Startups, Turnarounds and Things...
Old Dogs and New Tricks – Thinking like a Startup
You could say I’m an old dog in terms of technology. I started my first business in 1986, back when a Hayes 2400 baud modem was the hot ticket. Fast forward 25 years later, president of two public companies (Mustang and Starbase), a couple corporate turnarounds (Web Associates, Starbase and Alchemy) and two startups (Mustang and EventMingle), you could say I’ve earned my battle scars.
For those of you who have been following my blog know, I have recently been working with 7 startups though our VentureBox business accelerator here in Bend, Oregon. Startups live in the constant state of thinking of ways to disrupt competitors and pivot business plans to grow rapidly in order to increase cash or traction. This week, I had a lot of time to think a lot about the differences between startups and well established businesses. One of the questions that came to mind was: “When is it ok for an older company to stop focusing on cash and traction?" I tried to pick my words carefully. Note, I didn’t say stop altogether, I said stop focusing.
Businesses, as they mature, develop large customer bases they have to support. They have infrastructure in place. They have made decisions about their back office systems such as accounting, CRM, work flow, servers, operating systems, technology partners, etc.
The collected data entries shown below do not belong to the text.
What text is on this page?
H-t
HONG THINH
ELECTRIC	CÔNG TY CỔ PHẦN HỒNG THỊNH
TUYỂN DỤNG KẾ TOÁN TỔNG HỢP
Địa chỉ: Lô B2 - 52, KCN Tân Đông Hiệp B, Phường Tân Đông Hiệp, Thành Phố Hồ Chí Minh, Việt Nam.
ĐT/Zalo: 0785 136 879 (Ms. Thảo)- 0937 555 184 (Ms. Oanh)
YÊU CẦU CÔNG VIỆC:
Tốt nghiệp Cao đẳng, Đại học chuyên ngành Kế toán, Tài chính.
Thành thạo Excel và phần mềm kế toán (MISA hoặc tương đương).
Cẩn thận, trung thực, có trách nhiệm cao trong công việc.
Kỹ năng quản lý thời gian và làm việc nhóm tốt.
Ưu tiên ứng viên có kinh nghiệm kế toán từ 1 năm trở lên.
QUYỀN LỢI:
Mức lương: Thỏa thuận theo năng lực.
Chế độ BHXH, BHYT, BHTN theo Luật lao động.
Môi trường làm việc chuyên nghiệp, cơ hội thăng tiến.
Next thing you know, years have gone by, you have tens of thousands of customers and 1,000 employees. Cash and traction may no longer be a focus. Every decision needs to take into account, how will it affect my customers? How does the change impact my back office? Next thing you know, your company is not as agile as before and you ask yourself, "How did we get here?"
Each of the turnarounds I led had major back-office issues. Web Associates built web content for HP, Apple and other companies, yet didn’t build the internal controls to track the cost of producing those pages. They assumed we made money because it was a six-figure sale. You can't improve margins if you don't know - to the dollar - what the margin is. Just like in a startup, find metrics you can easily track in a graph.
Starbase’s accounting system didn’t talk with the customer support ticket system, which resulted in customers getting support even if they never actually paid for the software, which resulted in longer DSOs then we had to have. We couldn't easily inform customers when the defect was fixed by engineering because the CRM app didn't talk to the defect tracking system and version control. These disconnects cost us margin and didn't help us build raving fan customers.
As your business grows, your IT strategy and vision MUST keep up. If it doesn't, your IT costs will erode into your margins resulting in making you less competitive. This can have disastrous effects when you’re challenged by a low cost competitor. Let me put it this way, if a competitor has established a price ceiling and your product or service is similar, then the main weapon you have against that competitor is better customer service and a lower cost basis – through technology innovation. This will allow you to maintain margins if prices move lower. Each time a customer calls or emails support, your profit margin is hit with a cost. Look for ways to eliminate the call or email all together.
When I arrived at Alchemy we were using two different CRM packages because one system couldn't do everything. This resulted in placing orders and registration keys in multiple systems, with a lot of cut and paste. It was awful. It would take 20-30 minutes to enter an order and errors would occur if during the order entry process the rep got a phone call and disrupted them. The previous leadership thought this was acceptable. No one tracked the total average cost per order. No one tracked how many orders went in the system wrong, resulting in unhappy customers and terrible first impressions. These are all costs that need to be faced. If we had a system to enter an order in say 10 minutes, without cutting and pasting, we could process more orders per day, with fewer errors and have more profit per order. Also, consider the cost of training. The more duplicate entry you perform the harder it is to train people to do it, which leads to higher costs and, you guessed it, lower profits.
Which brings me back to the main topic. When you’re in startup mode you’re focused on efficiency. You have to be, you don’t have a large staff. So you look at every single touch point to make sure your UX and work flow is nice and tidy. You look for cloud solutions versus on-premise servers you need to constantly maintain. You look at package software solutions for accounting, CRM and work flow instead of spending time to code it yourself. As your business grows, I urge you to think like an entrepreneur when it comes to your Information Technology and Back-Office needs. Each time a customer calls or emails, ask, “How could this have been avoided?” Conduct annual IT audits and track things like order entry to see how many they enter per day, per person. This is similar to knowing revenue and or cost per employee and tracking it over time, but you're doing it by department or task.
Look at your customer's experience across all functions and see how you stack up with your competitor. For example, if your competitor allows their customers to go online, change their profile, order products or contact support, and you don't, then they're likely doing a better job managing the overall customer experience and business efficiency.
In my experience, you’re usually competing on more than just price alone. When you’re a startup you spend a great deal of time ripping apart the competition. If it’s been awhile since you’ve done a deep dive, put on your startup hat and give it a go.